Grindhusen antwortet nicht darauf, und ich verstehe, daß ich im Beisein anderer etwas Ungeschicktes gesagt habe.

3.

Ein paar Stunden lang verkittet er die Risse und streicht an, und bald steht die dem Meer zugewandte Nordseite der kleinen Hütte geputzt und rot da. In der Mittagspause gehe ich mit einem Schluck Branntwein zu Grindhusen hinaus, wir legen uns in die Wiese und schwätzen und rauchen.
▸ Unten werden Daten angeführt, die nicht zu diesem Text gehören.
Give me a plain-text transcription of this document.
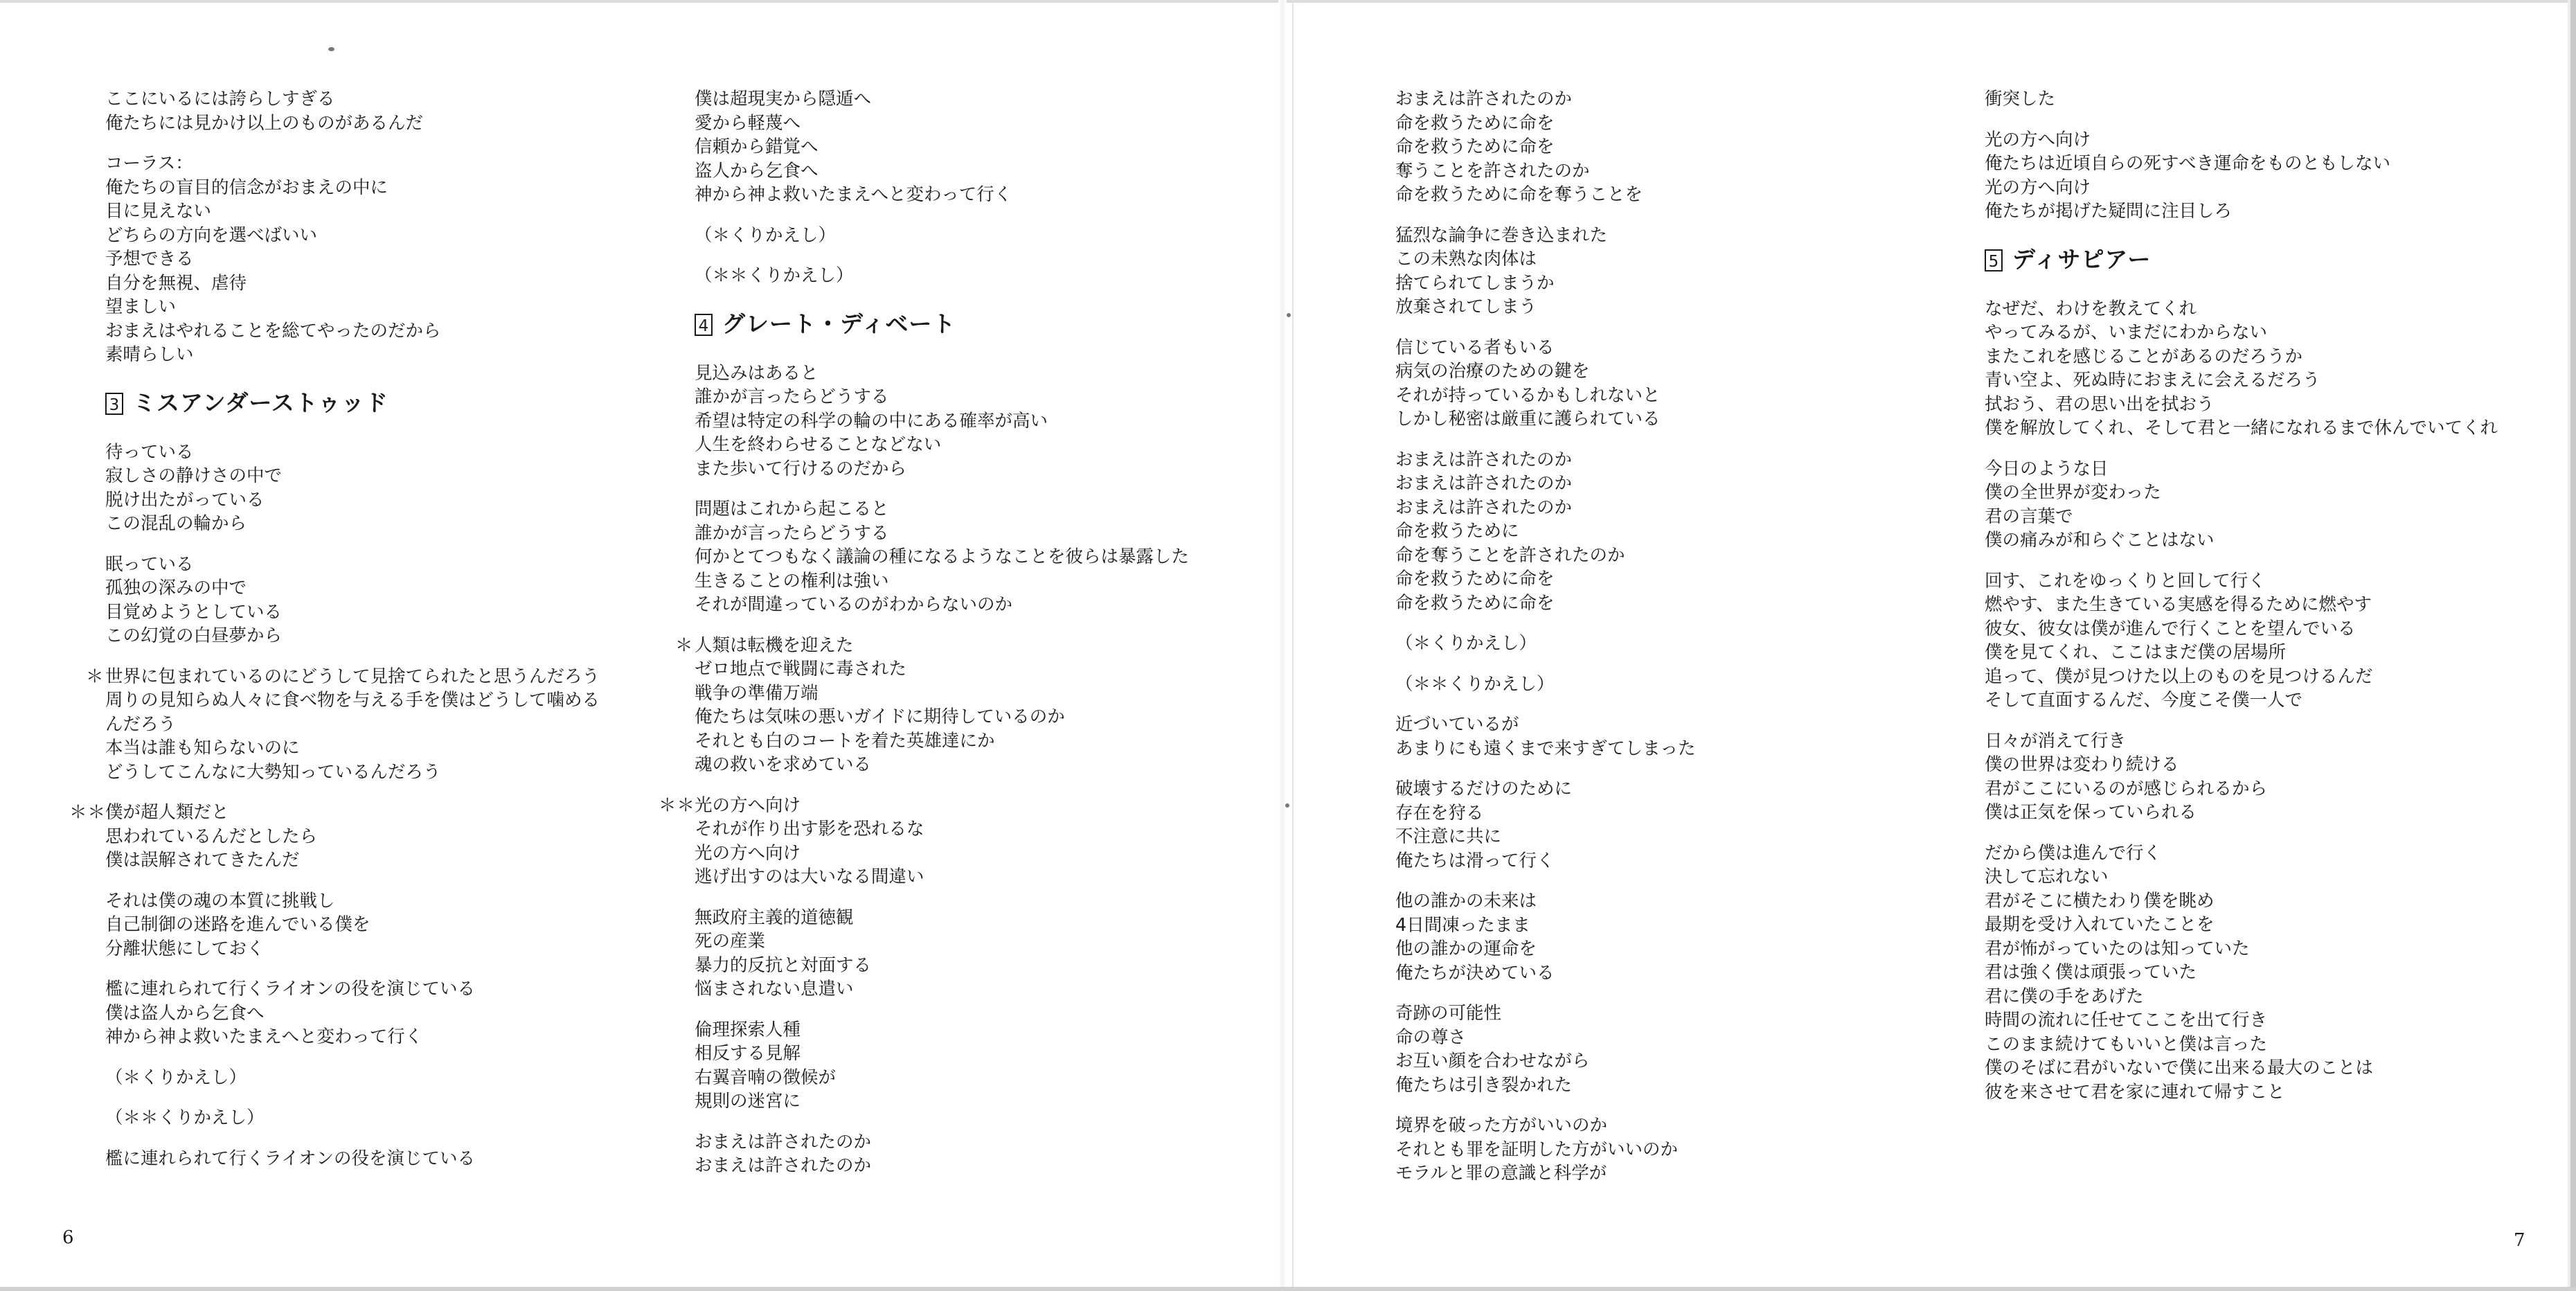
ここにいるには誇らしすぎる
俺たちには見かけ以上のものがあるんだ
コーラス：
俺たちの盲目的信念がおまえの中に
目に見えない
どちらの方向を選べばいい
予想できる
自分を無視、虐待
望ましい
おまえはやれることを総てやったのだから
素晴らしい
3 ミスアンダーストゥッド
待っている
寂しさの静けさの中で
脱け出たがっている
この混乱の輪から
眠っている
孤独の深みの中で
目覚めようとしている
この幻覚の白昼夢から
＊ 世界に包まれているのにどうして見捨てられたと思うんだろう
周りの見知らぬ人々に食べ物を与える手を僕はどうして噛める
んだろう
本当は誰も知らないのに
どうしてこんなに大勢知っているんだろう
＊＊
僕が超人類だと
思われているんだとしたら
僕は誤解されてきたんだ
それは僕の魂の本質に挑戦し
自己制御の迷路を進んでいる僕を
分離状態にしておく
檻に連れられて行くライオンの役を演じている
僕は盗人から乞食へ
神から神よ救いたまえへと変わって行く
（＊くりかえし）
（＊＊くりかえし）
檻に連れられて行くライオンの役を演じている
僕は超現実から隠遁へ
愛から軽蔑へ
信頼から錯覚へ
盗人から乞食へ
神から神よ救いたまえへと変わって行く
（＊くりかえし）
（＊＊くりかえし）
4 グレート・ディベート
見込みはあると
誰かが言ったらどうする
希望は特定の科学の輪の中にある確率が高い
人生を終わらせることなどない
また歩いて行けるのだから
問題はこれから起こると
誰かが言ったらどうする
何かとてつもなく議論の種になるようなことを彼らは暴露した
生きることの権利は強い
それが間違っているのがわからないのか
＊ 人類は転機を迎えた
ゼロ地点で戦闘に毒された
戦争の準備万端
俺たちは気味の悪いガイドに期待しているのか
それとも白のコートを着た英雄達にか
魂の救いを求めている
＊＊
光の方へ向け
それが作り出す影を恐れるな
光の方へ向け
逃げ出すのは大いなる間違い
無政府主義的道徳観
死の産業
暴力的反抗と対面する
悩まされない息遣い
倫理探索人種
相反する見解
右翼音喃の徴候が
規則の迷宮に
おまえは許されたのか
おまえは許されたのか
おまえは許されたのか
命を救うために命を
命を救うために命を
奪うことを許されたのか
命を救うために命を奪うことを
猛烈な論争に巻き込まれた
この未熟な肉体は
捨てられてしまうか
放棄されてしまう
信じている者もいる
病気の治療のための鍵を
それが持っているかもしれないと
しかし秘密は厳重に護られている
おまえは許されたのか
おまえは許されたのか
おまえは許されたのか
命を救うために
命を奪うことを許されたのか
命を救うために命を
命を救うために命を
（＊くりかえし）
（＊＊くりかえし）
近づいているが
あまりにも遠くまで来すぎてしまった
破壊するだけのために
存在を狩る
不注意に共に
俺たちは滑って行く
他の誰かの未来は
4日間凍ったまま
他の誰かの運命を
俺たちが決めている
奇跡の可能性
命の尊さ
お互い顔を合わせながら
俺たちは引き裂かれた
境界を破った方がいいのか
それとも罪を証明した方がいいのか
モラルと罪の意識と科学が
衝突した
光の方へ向け
俺たちは近頃自らの死すべき運命をものともしない
光の方へ向け
俺たちが掲げた疑問に注目しろ
5 ディサピアー
なぜだ、わけを教えてくれ
やってみるが、いまだにわからない
またこれを感じることがあるのだろうか
青い空よ、死ぬ時におまえに会えるだろう
拭おう、君の思い出を拭おう
僕を解放してくれ、そして君と一緒になれるまで休んでいてくれ
今日のような日
僕の全世界が変わった
君の言葉で
僕の痛みが和らぐことはない
回す、これをゆっくりと回して行く
燃やす、また生きている実感を得るために燃やす
彼女、彼女は僕が進んで行くことを望んでいる
僕を見てくれ、ここはまだ僕の居場所
追って、僕が見つけた以上のものを見つけるんだ
そして直面するんだ、今度こそ僕一人で
日々が消えて行き
僕の世界は変わり続ける
君がここにいるのが感じられるから
僕は正気を保っていられる
だから僕は進んで行く
決して忘れない
君がそこに横たわり僕を眺め
最期を受け入れていたことを
君が怖がっていたのは知っていた
君は強く僕は頑張っていた
君に僕の手をあげた
時間の流れに任せてここを出て行き
このまま続けてもいいと僕は言った
僕のそばに君がいないで僕に出来る最大のことは
彼を来させて君を家に連れて帰すこと
6	7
Maler? Na, nicht gerade Maler, sagt er. Wenn mich einer fragt, ob ich eine Hauswand anstreichen kann, dann kann ich es. Und fragt mich einer, ob ich das und jenes kann, dann kann ich es auch. Da hast du aber wirklich einen guten Branntwein.

Seine Frau und zwei seiner Kinder wohnten eine Meile weit weg, jeden Samstag ging er zu ihnen heim; zwei von seinen Töchtern waren erwachsen, die eine hatte geheiratet, und Grindhusen war bereits Großvater. Wenn er nun Gunhilds Hütte zweimal angestrichen hatte, sollte er auf den Pfarrhof gehen und einen Brunnen graben; es gab immer etwas zu tun, bald da, bald dort in den Gemeinden. Und wenn der Frost kam und der Winter begann, ging er entweder zum Holzfällen in die Wälder, oder er legte sich daheim eine Zeitlang auf die faule Haut, bis wieder irgendeine Arbeit für ihn auftauchte. Er hatte jetzt keine größere Familie mehr, und es würde sich für morgen so gut ein Rat finden wie für heute.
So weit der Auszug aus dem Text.